A más recortes del gasto estatal, más caídas del PIB; a más caídas del PIB, más disminución de los ingresos fiscales; a más disminución de los ingresos fiscales, más necesidad de emitir nueva deuda soberana para financiar el gasto. Y vuelta a empezar con la misma rueda.

El definitivo desastre europeo posterior a 2008, la larguísima recesión autoinfligida que a punto estuvo de llevarse por delante al euro, se perpetuó en el tiempo merced a la fatal arrogancia de unos tecnócratas, los de Bruselas y el FMI, convencidos de que los multiplicadores fiscales, uno de los grandes hallazgos teóricos de Keynes en los años 30, ya no existían en el universo tangible del siglo XXI; pero como las meigas, resulta que haberlos haylos.

Ellos barruntaban que no ocurriría nada por amputar el gasto público.
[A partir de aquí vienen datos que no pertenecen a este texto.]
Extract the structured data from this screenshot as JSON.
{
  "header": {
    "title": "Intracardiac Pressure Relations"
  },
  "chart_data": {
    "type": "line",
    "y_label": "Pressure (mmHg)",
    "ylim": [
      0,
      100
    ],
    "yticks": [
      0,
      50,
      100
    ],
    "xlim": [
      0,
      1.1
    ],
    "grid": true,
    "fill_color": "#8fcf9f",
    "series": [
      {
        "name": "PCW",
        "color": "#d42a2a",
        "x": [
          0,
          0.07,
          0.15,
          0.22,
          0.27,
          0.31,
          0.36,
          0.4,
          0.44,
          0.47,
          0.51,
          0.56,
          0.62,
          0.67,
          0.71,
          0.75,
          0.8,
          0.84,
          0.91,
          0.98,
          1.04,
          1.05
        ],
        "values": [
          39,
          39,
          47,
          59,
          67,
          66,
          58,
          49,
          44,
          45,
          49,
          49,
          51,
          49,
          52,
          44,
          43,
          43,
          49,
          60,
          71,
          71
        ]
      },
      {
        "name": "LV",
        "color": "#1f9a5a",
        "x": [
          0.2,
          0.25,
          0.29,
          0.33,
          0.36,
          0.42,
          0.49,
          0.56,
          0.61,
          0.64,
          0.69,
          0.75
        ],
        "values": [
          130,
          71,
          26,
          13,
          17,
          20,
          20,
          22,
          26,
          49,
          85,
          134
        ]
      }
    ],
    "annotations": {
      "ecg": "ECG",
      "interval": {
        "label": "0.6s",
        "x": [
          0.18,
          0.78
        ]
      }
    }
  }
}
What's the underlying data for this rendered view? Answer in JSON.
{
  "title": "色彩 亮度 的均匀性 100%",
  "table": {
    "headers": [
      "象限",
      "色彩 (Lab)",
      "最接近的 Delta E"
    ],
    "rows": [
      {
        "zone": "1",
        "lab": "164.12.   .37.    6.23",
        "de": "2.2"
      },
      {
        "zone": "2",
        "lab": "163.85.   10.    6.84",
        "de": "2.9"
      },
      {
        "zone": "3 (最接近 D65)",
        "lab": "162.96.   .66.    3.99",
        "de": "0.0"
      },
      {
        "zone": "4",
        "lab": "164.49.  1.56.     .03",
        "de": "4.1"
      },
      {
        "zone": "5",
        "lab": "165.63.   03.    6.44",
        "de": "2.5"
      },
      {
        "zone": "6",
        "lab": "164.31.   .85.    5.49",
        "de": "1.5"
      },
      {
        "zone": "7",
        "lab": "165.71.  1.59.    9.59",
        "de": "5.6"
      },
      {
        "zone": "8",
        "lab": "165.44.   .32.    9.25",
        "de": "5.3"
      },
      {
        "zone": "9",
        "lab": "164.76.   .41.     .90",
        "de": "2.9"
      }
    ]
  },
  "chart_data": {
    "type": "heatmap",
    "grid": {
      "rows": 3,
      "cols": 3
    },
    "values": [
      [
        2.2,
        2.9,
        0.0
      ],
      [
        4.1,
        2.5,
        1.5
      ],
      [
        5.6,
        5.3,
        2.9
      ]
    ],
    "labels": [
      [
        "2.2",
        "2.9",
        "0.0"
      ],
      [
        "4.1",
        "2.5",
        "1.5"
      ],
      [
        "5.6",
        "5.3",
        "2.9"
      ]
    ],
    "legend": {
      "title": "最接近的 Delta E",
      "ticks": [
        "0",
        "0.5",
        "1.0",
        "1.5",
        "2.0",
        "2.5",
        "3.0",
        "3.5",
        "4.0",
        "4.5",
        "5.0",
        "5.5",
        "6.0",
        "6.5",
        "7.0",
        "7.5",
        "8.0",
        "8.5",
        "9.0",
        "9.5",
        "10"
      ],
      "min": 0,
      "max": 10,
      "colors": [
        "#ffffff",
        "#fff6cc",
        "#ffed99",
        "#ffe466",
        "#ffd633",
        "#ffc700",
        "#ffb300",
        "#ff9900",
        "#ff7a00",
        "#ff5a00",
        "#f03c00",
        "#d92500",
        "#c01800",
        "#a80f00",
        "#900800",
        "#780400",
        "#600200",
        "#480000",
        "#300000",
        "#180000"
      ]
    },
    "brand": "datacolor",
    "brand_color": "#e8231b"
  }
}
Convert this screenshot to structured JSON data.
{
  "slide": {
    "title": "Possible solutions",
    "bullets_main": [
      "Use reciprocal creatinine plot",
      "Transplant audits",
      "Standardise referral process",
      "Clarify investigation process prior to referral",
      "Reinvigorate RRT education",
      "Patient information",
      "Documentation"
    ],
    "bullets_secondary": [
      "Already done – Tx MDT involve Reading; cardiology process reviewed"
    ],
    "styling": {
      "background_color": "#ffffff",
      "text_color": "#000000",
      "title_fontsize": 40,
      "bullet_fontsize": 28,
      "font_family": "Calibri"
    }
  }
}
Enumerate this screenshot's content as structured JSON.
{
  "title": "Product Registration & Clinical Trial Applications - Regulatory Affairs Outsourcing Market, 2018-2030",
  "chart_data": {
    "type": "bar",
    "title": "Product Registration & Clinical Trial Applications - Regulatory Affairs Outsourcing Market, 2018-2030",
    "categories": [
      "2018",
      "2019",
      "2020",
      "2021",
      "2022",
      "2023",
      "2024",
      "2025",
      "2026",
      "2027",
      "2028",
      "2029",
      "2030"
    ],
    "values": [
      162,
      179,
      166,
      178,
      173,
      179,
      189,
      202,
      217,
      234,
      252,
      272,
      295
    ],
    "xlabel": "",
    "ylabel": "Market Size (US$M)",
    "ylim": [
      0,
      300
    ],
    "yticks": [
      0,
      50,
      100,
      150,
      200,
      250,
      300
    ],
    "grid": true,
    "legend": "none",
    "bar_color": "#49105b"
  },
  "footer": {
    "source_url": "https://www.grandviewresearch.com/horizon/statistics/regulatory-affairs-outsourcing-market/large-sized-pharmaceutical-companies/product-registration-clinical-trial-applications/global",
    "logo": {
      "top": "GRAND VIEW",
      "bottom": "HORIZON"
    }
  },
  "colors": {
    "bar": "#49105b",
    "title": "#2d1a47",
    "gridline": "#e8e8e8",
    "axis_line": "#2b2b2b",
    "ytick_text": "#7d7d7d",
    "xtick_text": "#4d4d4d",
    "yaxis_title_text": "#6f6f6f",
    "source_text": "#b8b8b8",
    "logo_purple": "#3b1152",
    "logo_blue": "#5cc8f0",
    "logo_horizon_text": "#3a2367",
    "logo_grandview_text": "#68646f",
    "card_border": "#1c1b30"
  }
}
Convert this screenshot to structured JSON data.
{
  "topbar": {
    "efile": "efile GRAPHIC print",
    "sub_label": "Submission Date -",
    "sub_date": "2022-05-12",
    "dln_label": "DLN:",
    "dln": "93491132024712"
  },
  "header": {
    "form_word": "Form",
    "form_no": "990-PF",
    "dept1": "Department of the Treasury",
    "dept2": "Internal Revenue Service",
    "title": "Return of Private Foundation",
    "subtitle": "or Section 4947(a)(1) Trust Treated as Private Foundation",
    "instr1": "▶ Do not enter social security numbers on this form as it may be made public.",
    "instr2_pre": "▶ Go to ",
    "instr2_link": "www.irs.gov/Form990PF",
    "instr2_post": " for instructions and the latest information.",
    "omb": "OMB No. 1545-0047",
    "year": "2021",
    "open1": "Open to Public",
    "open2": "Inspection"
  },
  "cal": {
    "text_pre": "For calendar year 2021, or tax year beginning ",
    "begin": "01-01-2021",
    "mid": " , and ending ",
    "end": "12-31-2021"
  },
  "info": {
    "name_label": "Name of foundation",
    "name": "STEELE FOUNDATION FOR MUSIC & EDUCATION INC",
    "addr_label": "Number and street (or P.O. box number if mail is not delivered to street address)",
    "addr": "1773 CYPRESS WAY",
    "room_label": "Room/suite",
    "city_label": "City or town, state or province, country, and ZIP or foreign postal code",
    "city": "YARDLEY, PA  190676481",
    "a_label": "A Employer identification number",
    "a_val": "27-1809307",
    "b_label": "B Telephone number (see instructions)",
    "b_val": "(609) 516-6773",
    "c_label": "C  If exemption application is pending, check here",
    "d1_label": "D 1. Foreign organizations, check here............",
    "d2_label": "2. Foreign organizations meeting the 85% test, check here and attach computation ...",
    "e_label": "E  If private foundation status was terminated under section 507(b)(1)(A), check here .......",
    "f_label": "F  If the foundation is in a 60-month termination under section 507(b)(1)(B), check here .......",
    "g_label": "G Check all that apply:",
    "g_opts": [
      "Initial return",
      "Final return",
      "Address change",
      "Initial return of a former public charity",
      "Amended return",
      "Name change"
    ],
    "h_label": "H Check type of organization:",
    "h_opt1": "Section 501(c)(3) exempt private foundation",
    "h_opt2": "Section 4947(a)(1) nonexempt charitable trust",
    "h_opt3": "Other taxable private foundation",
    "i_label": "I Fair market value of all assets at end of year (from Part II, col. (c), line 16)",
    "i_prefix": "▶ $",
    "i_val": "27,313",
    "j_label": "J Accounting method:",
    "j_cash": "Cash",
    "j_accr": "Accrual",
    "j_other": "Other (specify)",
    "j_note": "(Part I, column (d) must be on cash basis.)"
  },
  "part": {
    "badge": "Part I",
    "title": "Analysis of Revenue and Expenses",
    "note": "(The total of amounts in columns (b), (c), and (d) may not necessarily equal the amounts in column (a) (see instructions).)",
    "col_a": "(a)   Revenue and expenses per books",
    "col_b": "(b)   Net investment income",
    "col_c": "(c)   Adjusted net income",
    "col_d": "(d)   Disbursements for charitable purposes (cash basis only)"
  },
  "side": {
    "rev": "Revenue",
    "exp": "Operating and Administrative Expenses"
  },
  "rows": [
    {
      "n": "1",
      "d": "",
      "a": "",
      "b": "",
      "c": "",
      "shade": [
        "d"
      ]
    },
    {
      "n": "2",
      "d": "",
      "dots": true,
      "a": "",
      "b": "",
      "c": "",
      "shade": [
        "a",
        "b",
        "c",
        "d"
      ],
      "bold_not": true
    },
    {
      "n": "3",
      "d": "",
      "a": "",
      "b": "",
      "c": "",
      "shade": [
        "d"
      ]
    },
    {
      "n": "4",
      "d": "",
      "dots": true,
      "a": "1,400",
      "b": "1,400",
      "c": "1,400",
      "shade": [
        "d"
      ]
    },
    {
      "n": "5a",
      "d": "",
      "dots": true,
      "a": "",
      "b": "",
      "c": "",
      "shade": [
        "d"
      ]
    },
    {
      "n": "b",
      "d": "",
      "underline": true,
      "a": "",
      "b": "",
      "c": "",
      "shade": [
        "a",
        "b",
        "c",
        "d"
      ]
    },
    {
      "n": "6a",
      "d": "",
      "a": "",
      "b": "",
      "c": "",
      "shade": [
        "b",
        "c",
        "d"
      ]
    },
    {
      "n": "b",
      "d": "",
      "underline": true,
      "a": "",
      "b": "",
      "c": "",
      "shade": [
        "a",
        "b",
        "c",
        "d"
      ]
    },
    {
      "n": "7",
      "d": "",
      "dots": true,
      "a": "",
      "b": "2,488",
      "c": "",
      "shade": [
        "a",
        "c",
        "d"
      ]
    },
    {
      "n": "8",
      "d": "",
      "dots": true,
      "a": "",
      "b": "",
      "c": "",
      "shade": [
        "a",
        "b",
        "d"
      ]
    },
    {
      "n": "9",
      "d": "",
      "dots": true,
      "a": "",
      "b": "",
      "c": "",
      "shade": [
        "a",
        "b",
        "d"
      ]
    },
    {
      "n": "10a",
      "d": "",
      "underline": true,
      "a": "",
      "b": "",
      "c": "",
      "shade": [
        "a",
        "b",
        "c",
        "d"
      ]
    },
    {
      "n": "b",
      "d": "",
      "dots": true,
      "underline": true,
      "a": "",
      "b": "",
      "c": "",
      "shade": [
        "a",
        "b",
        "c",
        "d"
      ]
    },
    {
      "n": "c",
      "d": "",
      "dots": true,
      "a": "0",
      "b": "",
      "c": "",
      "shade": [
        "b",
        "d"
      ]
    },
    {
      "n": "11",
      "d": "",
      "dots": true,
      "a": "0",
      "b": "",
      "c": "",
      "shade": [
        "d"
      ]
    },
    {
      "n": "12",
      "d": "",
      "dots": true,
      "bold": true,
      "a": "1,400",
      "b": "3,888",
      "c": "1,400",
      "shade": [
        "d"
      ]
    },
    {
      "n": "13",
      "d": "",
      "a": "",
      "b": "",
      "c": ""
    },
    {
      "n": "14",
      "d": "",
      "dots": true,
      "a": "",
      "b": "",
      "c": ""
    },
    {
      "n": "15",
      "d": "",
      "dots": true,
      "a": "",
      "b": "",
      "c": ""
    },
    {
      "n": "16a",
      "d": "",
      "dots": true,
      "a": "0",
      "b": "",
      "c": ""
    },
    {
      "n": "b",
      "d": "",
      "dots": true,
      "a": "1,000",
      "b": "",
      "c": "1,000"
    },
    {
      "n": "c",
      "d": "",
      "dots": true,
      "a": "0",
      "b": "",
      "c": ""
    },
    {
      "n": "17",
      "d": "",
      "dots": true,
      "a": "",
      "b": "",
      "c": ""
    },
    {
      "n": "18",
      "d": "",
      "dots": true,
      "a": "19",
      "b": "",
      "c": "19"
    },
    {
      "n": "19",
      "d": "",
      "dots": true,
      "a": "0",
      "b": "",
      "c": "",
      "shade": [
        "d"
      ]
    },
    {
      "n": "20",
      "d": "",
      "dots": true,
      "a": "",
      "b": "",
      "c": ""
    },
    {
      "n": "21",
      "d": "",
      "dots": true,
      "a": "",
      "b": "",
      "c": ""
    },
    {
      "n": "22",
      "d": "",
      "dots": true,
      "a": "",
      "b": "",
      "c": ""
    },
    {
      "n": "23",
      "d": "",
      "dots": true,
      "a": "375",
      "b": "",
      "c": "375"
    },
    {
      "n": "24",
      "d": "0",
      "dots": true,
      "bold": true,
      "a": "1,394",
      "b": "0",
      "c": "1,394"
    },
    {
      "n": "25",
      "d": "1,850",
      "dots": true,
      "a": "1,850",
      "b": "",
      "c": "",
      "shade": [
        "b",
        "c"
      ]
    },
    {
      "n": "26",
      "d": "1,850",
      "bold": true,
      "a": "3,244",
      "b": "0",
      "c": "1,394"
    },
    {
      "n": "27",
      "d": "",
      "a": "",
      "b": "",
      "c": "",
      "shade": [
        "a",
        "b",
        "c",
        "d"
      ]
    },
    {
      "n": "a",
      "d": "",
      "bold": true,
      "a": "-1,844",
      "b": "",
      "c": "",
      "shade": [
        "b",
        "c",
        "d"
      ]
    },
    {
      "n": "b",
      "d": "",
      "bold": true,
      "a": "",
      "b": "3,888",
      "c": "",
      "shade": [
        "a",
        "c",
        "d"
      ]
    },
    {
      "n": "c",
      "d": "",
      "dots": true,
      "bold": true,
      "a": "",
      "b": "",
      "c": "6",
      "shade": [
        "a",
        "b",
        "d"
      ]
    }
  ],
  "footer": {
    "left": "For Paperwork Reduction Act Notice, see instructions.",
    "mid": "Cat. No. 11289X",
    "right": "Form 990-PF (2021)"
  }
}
Pero lo que ocurrió fue el derrumbe simultáneo y a cámara lenta de las economías del Sur. Una hecatombe susceptible además de ser cuantificada. Por cada euro que el Estado dejó de gastar en nombre de la terapia homeopática de la austeridad, el valor del PIB cayó en promedio 1,7 euros.

El valor numérico de ese multiplicador negativo fue estimado a posteriori por el propio FMI, que al menos tuvo la honestidad infrecuente de pedir perdón en público por el inmenso error que había implicado su alineamiento militante con los apologetas de la austeridad. Y ahora ocurriría lo mismo, exactamente lo mismo, si en Bruselas cediesen al eterno retorno de los cantos de sirena de las viejas ideas fracasadas. Sería la crónica anunciada de un derrumbe cierto. Otro más.

*** Pepe García Domínguez es economista y periodista.